The kill path in `_run_loop()` (agent_loop.py ~line 368):
```python
_kill_agent(state) # os.kill(pid, 9)
```
`_kill_agent` sends SIGKILL to the PID stored in `~/.sharedinbox-agent-state.json`.
The risk
Linux recycles PIDs. If the original `claude` process died between the previous cron tick and the current one, the stored PID may now belong to a completely different process — a system daemon, another user's process, or any other program.
`_agent_alive` (os.kill(pid, 0)) and `_kill_agent` (os.kill(pid, 9)) are two separate syscalls with no atomicity guarantee, so there is a TOCTOU window even when the process exists at check time.
Additionally, the state file is currently written world-readable (`0664`), meaning any local process could craft a `{"pid": 1, ...}` entry to make the loop send SIGKILL to init. (The state file permissions were fixed in
b6a2f91, making this specific escalation moot — but the recycling race remains.)Fix
Before calling `os.kill(pid, 9)`, verify the process is actually `claude`:
```python
def _is_claude_process(pid: int) -> bool:
try:
comm = Path(f"/proc/{pid}/comm").read_text().strip()
return comm in ("claude", "node") # claude may run as node
except OSError:
return False
```
Then in `_kill_agent`:
```python
def _kill_agent(state: dict) -> None:
pid = state.get("pid")
if pid and _is_claude_process(pid):
try:
os.kill(pid, 9)
except ProcessLookupError:
pass
elif pid:
print(f"WARNING: pid {pid} is not a claude process — skipping kill to avoid hitting recycled PID")
```
Also consider storing `/proc/{pid}/stat` field 22 (starttime) at agent launch and comparing it before killing, for a stronger identity check.
Agent opened PR #163 but no CI run appeared on branch
issue-160-fixafter 17 min. The agent may not have pushed any commits. Please investigate and resume manually.Agent opened PR #163 but no CI run appeared on branch
issue-160-fixafter 328 min. The agent may not have pushed any commits. Please investigate and resume manually.Agent opened PR #163 but no CI run appeared on branch
issue-160-fixafter 392 min. The agent may not have pushed any commits. Please investigate and resume manually.Automatic merge of PR #163 failed (PR is still open after the merge command). Please merge manually.
Automatic merge of PR #163 failed (PR is still open after the merge command). Please merge manually.

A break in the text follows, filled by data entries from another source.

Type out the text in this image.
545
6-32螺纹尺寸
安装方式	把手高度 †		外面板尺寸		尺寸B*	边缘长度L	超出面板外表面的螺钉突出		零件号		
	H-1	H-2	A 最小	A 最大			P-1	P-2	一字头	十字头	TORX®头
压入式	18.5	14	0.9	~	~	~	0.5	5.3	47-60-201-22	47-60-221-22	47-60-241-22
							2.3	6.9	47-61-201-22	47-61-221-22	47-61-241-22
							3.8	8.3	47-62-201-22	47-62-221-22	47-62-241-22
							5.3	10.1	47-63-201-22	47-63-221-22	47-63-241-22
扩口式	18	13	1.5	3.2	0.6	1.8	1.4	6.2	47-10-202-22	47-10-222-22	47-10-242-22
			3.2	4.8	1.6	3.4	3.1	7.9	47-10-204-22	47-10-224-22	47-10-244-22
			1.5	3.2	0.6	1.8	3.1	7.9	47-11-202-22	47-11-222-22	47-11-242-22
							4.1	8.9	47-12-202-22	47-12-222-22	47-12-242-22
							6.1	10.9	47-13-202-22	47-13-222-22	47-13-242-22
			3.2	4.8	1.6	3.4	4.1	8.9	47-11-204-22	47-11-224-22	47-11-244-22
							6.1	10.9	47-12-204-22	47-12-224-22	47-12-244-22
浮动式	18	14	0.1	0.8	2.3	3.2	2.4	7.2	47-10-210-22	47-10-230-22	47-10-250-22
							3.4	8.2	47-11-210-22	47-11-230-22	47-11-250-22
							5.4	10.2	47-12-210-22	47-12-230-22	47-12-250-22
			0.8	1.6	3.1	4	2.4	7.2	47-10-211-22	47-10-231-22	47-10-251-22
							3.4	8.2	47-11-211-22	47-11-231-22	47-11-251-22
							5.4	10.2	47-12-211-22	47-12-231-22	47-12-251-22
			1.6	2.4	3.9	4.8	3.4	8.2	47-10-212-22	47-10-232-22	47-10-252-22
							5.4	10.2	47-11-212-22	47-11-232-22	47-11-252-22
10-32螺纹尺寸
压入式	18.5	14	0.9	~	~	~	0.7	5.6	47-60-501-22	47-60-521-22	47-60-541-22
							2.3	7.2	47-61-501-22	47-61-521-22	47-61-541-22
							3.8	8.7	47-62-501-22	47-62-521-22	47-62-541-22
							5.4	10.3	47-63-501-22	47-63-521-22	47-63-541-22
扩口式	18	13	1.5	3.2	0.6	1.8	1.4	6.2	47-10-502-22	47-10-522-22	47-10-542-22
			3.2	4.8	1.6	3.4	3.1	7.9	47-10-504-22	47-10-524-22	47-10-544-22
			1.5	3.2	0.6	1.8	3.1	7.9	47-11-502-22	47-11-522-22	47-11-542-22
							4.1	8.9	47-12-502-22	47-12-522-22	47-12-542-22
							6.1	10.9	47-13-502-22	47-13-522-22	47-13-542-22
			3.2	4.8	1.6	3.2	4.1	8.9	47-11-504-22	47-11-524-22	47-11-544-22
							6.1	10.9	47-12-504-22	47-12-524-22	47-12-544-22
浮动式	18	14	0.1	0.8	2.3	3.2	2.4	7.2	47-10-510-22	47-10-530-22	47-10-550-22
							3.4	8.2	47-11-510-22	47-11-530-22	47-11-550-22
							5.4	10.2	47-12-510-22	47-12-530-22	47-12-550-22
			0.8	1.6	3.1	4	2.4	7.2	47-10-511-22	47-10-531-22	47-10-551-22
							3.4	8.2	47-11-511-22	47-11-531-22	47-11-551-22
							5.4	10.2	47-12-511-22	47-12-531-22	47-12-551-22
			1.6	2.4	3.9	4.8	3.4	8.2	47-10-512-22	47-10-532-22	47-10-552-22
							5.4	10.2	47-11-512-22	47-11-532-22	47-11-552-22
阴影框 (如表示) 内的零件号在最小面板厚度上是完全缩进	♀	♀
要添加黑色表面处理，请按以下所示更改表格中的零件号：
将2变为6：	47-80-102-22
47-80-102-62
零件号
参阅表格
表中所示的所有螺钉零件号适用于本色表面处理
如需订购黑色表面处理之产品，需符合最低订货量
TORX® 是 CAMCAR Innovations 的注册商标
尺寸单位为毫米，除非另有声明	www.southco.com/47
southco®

Reopened: this issue was incorrectly closed by the agent loop's catch-up scan, which called
_close_issue(160)after a merge attempt that silently exited 0 — but PR #163 was never actually merged (it is still open). The loop has been patched to verify the merge succeeded before closing the issue.Automatic merge of PR #163 failed (PR is still open after the merge command). Please merge manually.
Automatic merge of PR #163 failed (PR is still open after the merge command). Please merge manually.
Automatic merge of PR #163 failed (PR is still open after the merge command). Please merge manually.
Automatic merge of PR #163 failed (PR is still open after the merge command). Please merge manually.
Automatic merge of PR #163 failed (PR is still open after the merge command). Please merge manually.
Automatic merge of PR #163 failed (PR is still open after the merge command). Please merge manually.
Automatic merge of PR #163 failed (PR is still open after the merge command). Please merge manually.
Automatic merge of PR #163 failed (PR is still open after the merge command). Please merge manually.
Automatic merge of PR #163 failed (PR is still open after the merge command). Please merge manually.
Automatic merge of PR #163 failed (PR is still open after the merge command). Please merge manually.
Automatic merge of PR #163 failed (PR is still open after the merge command). Please merge manually.
Automatic merge of PR #163 failed (PR is still open after the merge command). Please merge manually.